「なるほど。わかりました」
予想はしていたが、クロノスと俺との協定は単純な利益関係の仲間だった。もしバーサーカーが騎士王と呼ばれているこの子ではなかったら、この協定は無かったのかもしれない……。つくづく運が良かったらしい。
「それより、さっきの男に追われて勝手にここに逃げ込む途中で、ここのおじさんが殺されたんです!」
俺はさっきから心にひっかかっていた事を言った。
「ぁぁ、殺されたか……」
やっぱり、クロノスの知り合いだったらしい。
「こっちです。来て」
俺はクロノスとセイバーに合図すると、元の廊下を戻った。
あのおっさんと、銀髪の男と、ひげ面の大男の血が混ざり、グロテスクな赤に染まっている。

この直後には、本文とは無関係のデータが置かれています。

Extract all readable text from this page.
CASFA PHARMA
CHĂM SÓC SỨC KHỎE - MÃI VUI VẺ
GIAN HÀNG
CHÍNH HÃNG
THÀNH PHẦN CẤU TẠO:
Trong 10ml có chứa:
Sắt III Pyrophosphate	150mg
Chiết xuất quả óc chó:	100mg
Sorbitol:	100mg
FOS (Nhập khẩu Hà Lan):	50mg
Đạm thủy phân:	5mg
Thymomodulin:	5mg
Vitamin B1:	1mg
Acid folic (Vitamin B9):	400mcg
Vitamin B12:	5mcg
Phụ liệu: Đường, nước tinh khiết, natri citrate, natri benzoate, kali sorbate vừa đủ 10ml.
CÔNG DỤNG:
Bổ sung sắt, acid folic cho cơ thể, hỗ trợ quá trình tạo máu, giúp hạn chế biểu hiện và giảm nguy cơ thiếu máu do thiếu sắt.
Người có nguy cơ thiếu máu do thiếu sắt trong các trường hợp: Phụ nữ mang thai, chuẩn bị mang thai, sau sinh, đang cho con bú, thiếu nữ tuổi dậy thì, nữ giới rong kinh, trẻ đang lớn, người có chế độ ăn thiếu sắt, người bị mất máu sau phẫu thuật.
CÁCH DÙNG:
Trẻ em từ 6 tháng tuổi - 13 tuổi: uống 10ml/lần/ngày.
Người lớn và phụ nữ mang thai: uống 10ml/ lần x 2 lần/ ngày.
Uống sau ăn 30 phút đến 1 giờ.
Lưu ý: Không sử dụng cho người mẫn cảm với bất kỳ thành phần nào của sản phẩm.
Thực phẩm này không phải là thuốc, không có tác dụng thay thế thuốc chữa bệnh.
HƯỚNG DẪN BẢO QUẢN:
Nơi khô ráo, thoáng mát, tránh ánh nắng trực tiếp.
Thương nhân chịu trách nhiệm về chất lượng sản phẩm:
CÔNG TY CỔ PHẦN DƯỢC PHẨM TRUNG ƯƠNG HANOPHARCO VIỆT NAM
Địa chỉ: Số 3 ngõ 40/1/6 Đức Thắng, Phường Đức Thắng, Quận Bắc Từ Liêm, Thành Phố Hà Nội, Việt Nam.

クロノスとセイバーがついてくる後ろで、バーサーカーが立ち止まっている。
俺が「お前も」と小声で呼ぶと、彼女もついて来た。
屋敷の玄関の三和土まで来ると、その殺人の凄惨さが物々しく広がっていた。
爆発した身体を中心に円状に血しぶきが広がり、バラバラになった腕や、骨肉片や、上半身の吹き飛んだ下半身が転がっている。
俺は再び込み上げて来た吐き気を抑えつつ、クロノスに現場を見せた。
「ほぉ。実用的な魔法だな……」
クロノスは、この惨状を見ても平静でいられるのか、眉一つ動かさずに眺めていた。
「け、警察に連絡しましょう」
俺はケータイを取り出す。
バラバラの死体を見たセイバーの子は、さすがに気分が悪そうな顔をしていた。
「いや、いいよ。面倒な事になる。こいつも魔術師だからね。後始末は私がするよ」
クロノスは俺にケータイを下げさせると、何か呪文を唱えだした。
「うわっ!」
とつぜん俺の身体が青く燃え始める。
「あつっ!なんだこれ!あつっ……くない」
俺の身体にまとわりつく炎は、全く熱くなかった。
それと同時に死体の破片や壁についた血痕や血溜まりも燃え始め、次第に炎がおさまっていく。
その炎が消え去ったあとには、血溜まりも死体も、俺についていた返り血も、まるで最初から無かったかのようにきれいに消えていた。
「す、すげぇ……。綺麗になった」
「彼が生きていた生体的痕跡は全て消しておいた」
クロノスが抑揚のない声で説明する。
「彼はこの家の主人だったんだ。聖杯戦争に参加する為に、私と手を組み、サーヴァントを召喚する儀式を始める最中だった。ーーそこに君が乱入してきたんだよ」
セイバーの子が言葉を次いだ。
「わたしはその間、屋敷の周辺を見張っている時に、敵のサーヴァントの攻撃を受けていたんです。思わずあの男との戦いに夢中になってしまい、このような事に……」
「いやいいさ。逆に私に有利に働いた。この屋敷の男のことなんてどうでもいい。だから防衛結界も張らなかったんだ。私は〈鋼鉄のロザリオ〉を持っていたから無傷だしね」
俺はだんだん、クロノスという男の性格が分かって来ていた。
合理的で常に自分の利益だけを考えている。きっとこんな戦いを、幾度も無く続けて感情が摩耗してしまった魔導士なんだろう。